WASHINGTON — Warning that the nation's air traffic controllers are "approaching a burnout stage," a top union official urged the government to hire more controllers and replace archaic equipment still in use at many airports.
While he said that the nation's airports are currently safe, Mike McNally, executive vice president of the National Air Traffic Controllers Assn., cited problems that could undermine the safety of air travel: outdated equipment, power outages, excessive overtime and chronic understaffing.
The Federal Aviation Administration and Transportation Secretary Frederico Pena announced a 10% pay raise for controllers at several airports earlier in the week, not including Los Angeles International.
Speaking at a press conference Wednesday, McNally called the raises a good start but said that they are "only a partial fix of the ultimate problem."
Referring to the issues that led to a 1981 controllers' strike--such as pay, staffing levels and equipment problems--McNally said that today's problems are nearly identical but are compounded by fewer controllers, increased air traffic and outdated equipment. There is 35% more air traffic and 2,000 fewer controllers than in 1981, when President Reagan fired striking controllers, McNally said. He added that air traffic is projected to increase 50% by 2000. In 1995, there were almost 1 billion air travelers.
Under the FAA's current $8.3-billion budget, 600 controllers are expected to be hired. But the union said that 2,000 more controllers are needed.
The Air Traffic Control Assn. also is pressing for new equipment and a new facility classification that would put airports into 12 categories instead of the current five.

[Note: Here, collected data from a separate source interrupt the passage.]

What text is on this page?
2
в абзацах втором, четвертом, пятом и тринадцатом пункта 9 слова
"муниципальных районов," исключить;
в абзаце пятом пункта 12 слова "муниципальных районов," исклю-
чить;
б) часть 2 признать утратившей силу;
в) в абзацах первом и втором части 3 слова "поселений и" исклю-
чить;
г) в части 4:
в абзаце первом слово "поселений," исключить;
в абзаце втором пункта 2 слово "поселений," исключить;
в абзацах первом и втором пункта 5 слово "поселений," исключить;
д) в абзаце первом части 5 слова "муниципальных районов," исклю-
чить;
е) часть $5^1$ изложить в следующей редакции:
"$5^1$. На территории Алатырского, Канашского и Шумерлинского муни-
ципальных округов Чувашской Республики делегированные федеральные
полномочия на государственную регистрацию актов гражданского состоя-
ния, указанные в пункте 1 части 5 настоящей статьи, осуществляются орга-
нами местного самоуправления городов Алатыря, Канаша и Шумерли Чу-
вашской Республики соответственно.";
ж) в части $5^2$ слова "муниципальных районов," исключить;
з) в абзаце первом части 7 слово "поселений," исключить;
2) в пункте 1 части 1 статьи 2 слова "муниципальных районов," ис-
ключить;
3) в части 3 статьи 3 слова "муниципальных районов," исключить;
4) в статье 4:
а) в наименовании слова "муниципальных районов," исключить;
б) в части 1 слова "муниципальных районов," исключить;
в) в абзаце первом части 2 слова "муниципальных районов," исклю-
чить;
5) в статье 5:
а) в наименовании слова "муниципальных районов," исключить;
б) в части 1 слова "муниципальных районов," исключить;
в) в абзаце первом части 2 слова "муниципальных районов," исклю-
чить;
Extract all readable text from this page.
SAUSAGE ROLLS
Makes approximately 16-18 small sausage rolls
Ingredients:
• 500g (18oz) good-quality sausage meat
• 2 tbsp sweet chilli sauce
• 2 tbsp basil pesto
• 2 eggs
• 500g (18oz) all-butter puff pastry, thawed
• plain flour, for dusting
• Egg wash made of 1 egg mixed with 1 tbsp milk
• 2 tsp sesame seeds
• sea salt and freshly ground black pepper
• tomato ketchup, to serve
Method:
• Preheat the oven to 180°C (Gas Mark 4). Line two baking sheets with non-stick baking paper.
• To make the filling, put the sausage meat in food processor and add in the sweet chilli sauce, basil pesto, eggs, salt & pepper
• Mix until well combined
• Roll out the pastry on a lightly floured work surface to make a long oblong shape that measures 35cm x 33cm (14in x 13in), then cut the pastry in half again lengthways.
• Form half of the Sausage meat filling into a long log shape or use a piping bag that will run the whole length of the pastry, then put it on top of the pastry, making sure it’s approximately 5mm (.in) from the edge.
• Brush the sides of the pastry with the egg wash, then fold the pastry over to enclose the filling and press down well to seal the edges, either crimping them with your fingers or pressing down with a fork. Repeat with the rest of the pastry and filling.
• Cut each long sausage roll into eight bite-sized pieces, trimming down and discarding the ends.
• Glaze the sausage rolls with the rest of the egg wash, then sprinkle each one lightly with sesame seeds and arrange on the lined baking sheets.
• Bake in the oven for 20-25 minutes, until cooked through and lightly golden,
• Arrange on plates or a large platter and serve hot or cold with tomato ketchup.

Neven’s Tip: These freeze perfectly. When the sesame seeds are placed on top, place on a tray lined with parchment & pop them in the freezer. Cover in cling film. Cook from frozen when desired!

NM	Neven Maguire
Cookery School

The new system would base controllers' salaries on more than airport traffic and would include geography and overall airport facilities.
McNally said that some airports are operating with equipment that dates to the 1940s. "No radar, no radio direct communication with airplane. . . . When you fly over the ocean, [controllers] use grease pencils, plastic on a map, and you use strips of paper with checkpoints across the ocean."